With this kind of data, the conformance checking can be continuously performed along the stream, i.e., for each executed activity, the analysis will be directly calculated if that activity causes any deviation based on a given process model. Hence, this kind of conformance checking provides a continuous way of monitoring a process and detecting the deviations in real-time.

== Algorithms ==
The fundamental difference between online and offline conformance checking is the completeness of the input. The behavior seen for each event in the event log is complete, i.e., we would know if the according case is still running or already stops. It is not the case with event stream. At the moment, in which one activity from a case is successfully executed, we would not know if the case ever stops or is already complete, i.e., in the future, no new event will belong to this case. Due to this difference, the conventional conformance checking algorithms are not (fully) applicable in the online context and needed to be adjusted.

=== Footprints===
Input: An event stream and a footprint matrix of the according process model.

Algorithm:

For each received event (c, a)

- If a is the start activity of case c, the algorithm examines if a is allowed to start.
- Otherwise, if a is not the start activity of case c, the algorithm examines if a is allowed to directly follow the last executed activity of case c. To keep track of the last executed activity, there is a dictionary storing this information.

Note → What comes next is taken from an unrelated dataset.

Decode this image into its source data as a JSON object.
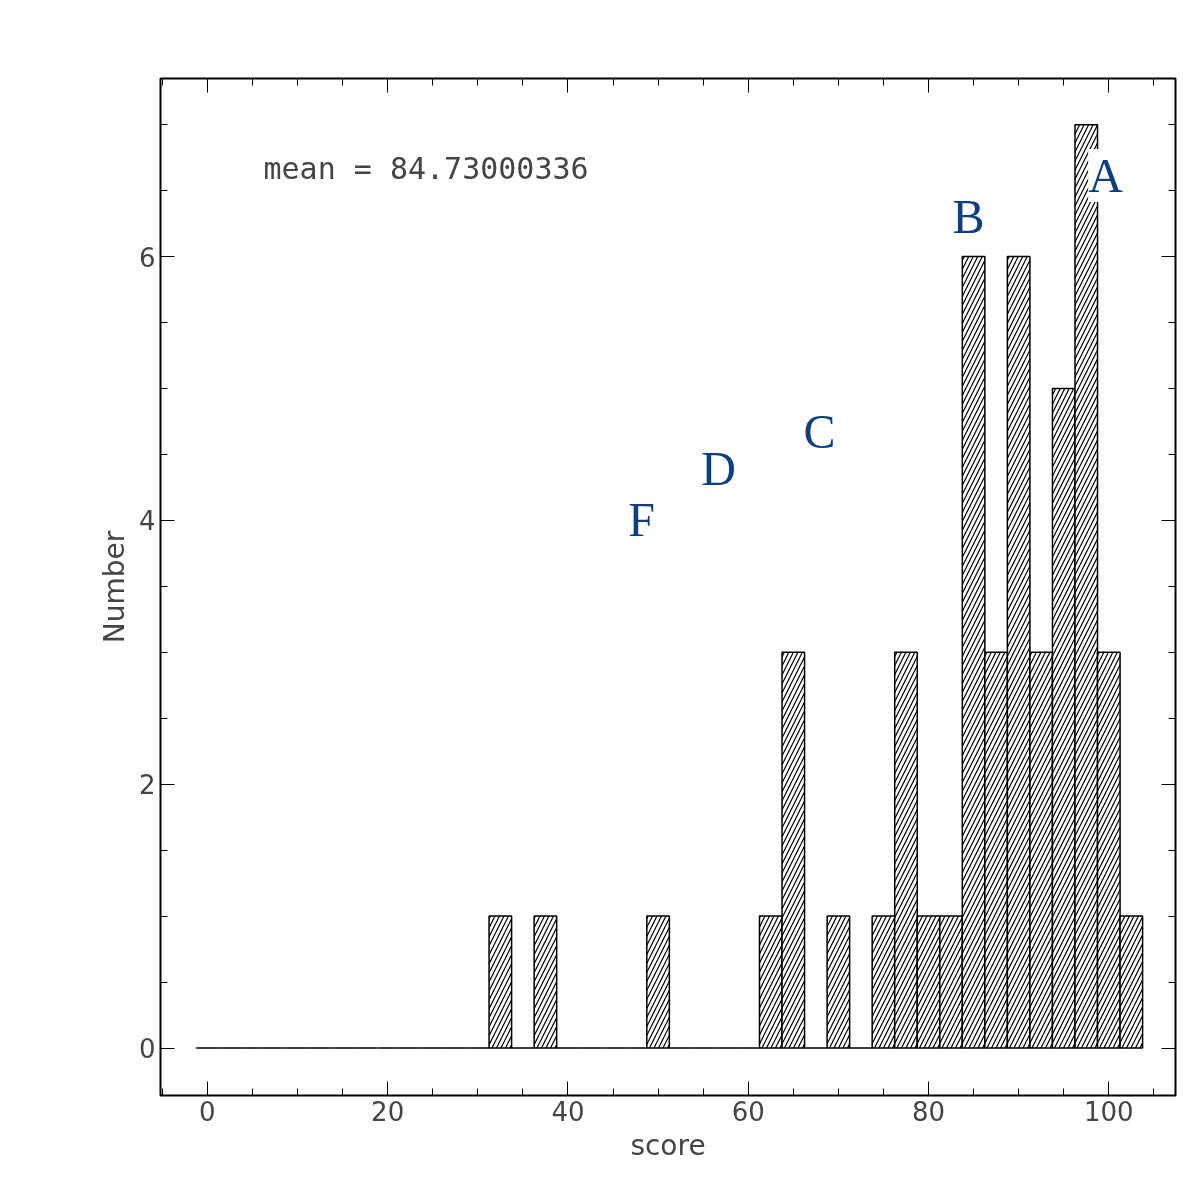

=== Token-based replay ===
Input: An event stream and a petri net model.

Algorithm:

For each received event (c, a)

- The algorithm checks if the given Petri net model can fire the activity a based on the previous executions regarding case c.
- Store the status of the Petri net for each case with information about the last executed activity for each case and attributes to count the amount of missing tokens.

=== Temporal profile ===
Temporal profile measures the average time between two activities and the standard deviation between events having these activities.

Input: An event stream and a temporal profile model.

Algorithm:

For each received event (c, a)

- The algorithm computes the durations between the activity a and the executed activities regarding the case c and checks if they are allowed by the model.

=== Log skeleton===
Log skeleton consists of constraints which describe the relationship between activities in a process.

Input: An event stream and a log skeleton model.

Algorithm:

For each received event (c, a)

- The algorithm checks if the execution of the activity a violates any declared constraints regarding the current status of the process.
- Update the current status of the process with the new execution of the activity a.